Dr Daniel: Most studies about 1/3. Only canagliflozin has the renal failure outcomes. Looking at ACEi and ARB using in combination, although more reduction of eGFR, but we get more hyperK and ARF. Other SGLT2i did not study renal outcomes as the primary outcome. Hence FDA only approve canagliflozin to reverse and slow down DKD.
Q3: For newly diagnosed T2DM, can we start SGLT2i straight away?
Dr Daniel: Certain times we may not even start metformin, if lactic acidosis or high sCr. But metformin still remains as the 1st recommended treatment due to its effects on obese patients and also evidence of use. Generally, I would not start 2 new medications straight away, but rather start with metformin as 1st line, and continue with lifestyle.
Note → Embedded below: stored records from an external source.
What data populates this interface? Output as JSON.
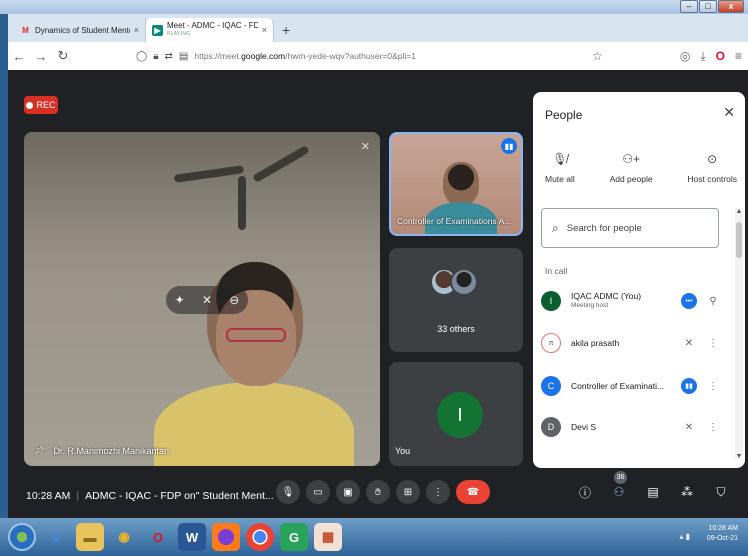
{
  "browser": {
    "tabs": [
      {
        "title": "Dynamics of Student Mentoring",
        "close": "×"
      },
      {
        "title": "Meet - ADMC - IQAC - FDP on\" ",
        "status": "PLAYING",
        "close": "×"
      }
    ],
    "new_tab": "+",
    "url_prefix": "https://meet.",
    "url_host": "google.com",
    "url_path": "/hwm-yede-wqv?authuser=0&pli=1"
  },
  "meet": {
    "rec_label": "REC",
    "main_speaker_name": "Dr. R.Manimozhi Manikantan",
    "tiles": [
      {
        "label": "Controller of Examinations A..."
      },
      {
        "label": "33 others"
      },
      {
        "label": "You",
        "avatar_letter": "I"
      }
    ],
    "time": "10:28 AM",
    "meeting_title": "ADMC - IQAC - FDP on\" Student Ment...",
    "participants_count": "36"
  },
  "people_panel": {
    "title": "People",
    "actions": [
      {
        "label": "Mute all",
        "icon": "mic-off-icon"
      },
      {
        "label": "Add people",
        "icon": "person-add-icon"
      },
      {
        "label": "Host controls",
        "icon": "toggle-icon"
      }
    ],
    "search_placeholder": "Search for people",
    "section_label": "In call",
    "participants": [
      {
        "name": "IQAC ADMC (You)",
        "sub": "Meeting host",
        "initial": "I",
        "color": "#0b5f2f"
      },
      {
        "name": "akila prasath",
        "sub": "",
        "initial": "π",
        "color": "#ffffff"
      },
      {
        "name": "Controller of Examinati...",
        "sub": "",
        "initial": "C",
        "color": "#1a73e8"
      },
      {
        "name": "Devi S",
        "sub": "",
        "initial": "D",
        "color": "#5f6368"
      }
    ]
  },
  "taskbar": {
    "clock_time": "10:28 AM",
    "clock_date": "09-Oct-21"
  }
}
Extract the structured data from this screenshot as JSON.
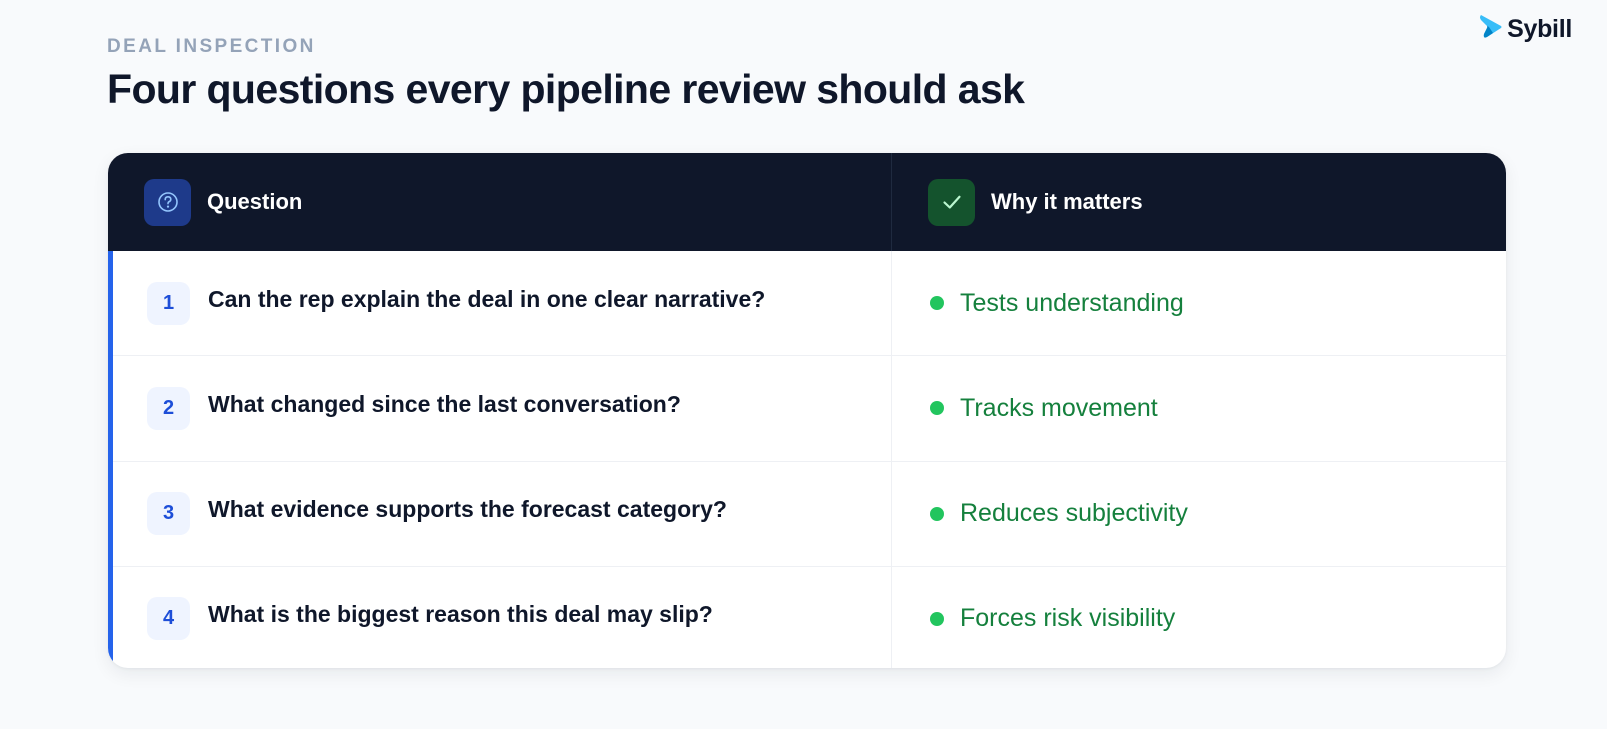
{
  "brand": {
    "name": "Sybill"
  },
  "header": {
    "eyebrow": "DEAL INSPECTION",
    "title": "Four questions every pipeline review should ask"
  },
  "table": {
    "columns": {
      "question": {
        "label": "Question",
        "icon": "question-circle-icon"
      },
      "why": {
        "label": "Why it matters",
        "icon": "check-icon"
      }
    },
    "rows": [
      {
        "number": "1",
        "question": "Can the rep explain the deal in one clear narrative?",
        "why": "Tests understanding"
      },
      {
        "number": "2",
        "question": "What changed since the last conversation?",
        "why": "Tracks movement"
      },
      {
        "number": "3",
        "question": "What evidence supports the forecast category?",
        "why": "Reduces subjectivity"
      },
      {
        "number": "4",
        "question": "What is the biggest reason this deal may slip?",
        "why": "Forces risk visibility"
      }
    ]
  },
  "colors": {
    "header_bg": "#0f172a",
    "accent": "#2563eb",
    "positive": "#15803d",
    "dot": "#22c55e"
  }
}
Many times we can see good reduction initially as the pancreas is still 50% active.
On the other hand, if a patient is uncontrolled and/or longstanding DM, I will be more aggressive.
Q4: Currently there are multiple oral agents for T2DM. If the patient fails metformin mono-therapy, do we use SGLT2i as 2nd-line agents, in view of the favourable results of the trials?
Dr Daniel: As per the ADA and EASD guidelines, if there is a convincing co-morbidity (renal failure, heart failure, CVS), after metformin, SGLT2i should be favoured.
For patients who are only concerned about CVS, the more compelling agents may be using GLP-1 agonists.
For other agents (sulfonylureas, DPP-4 inhibitors): there are no compelling reasons to use them as there are no RCTs to support their use.
In primary setting without any co-morbidity, I can choose any agents.
Q5: Which SGLT2i is your most preferred choice and why?
Dr Daniel: Canagliflozin has proven to reduce the glucose in your blood the most. It is the only SGLT2i with solid renal and CVS RCT outcomes as well.
The other SGLT2i strengths are in patients with heart failure without diabetes. However for patients with diabetes, canagliflozin is probably the most proven agent to be used.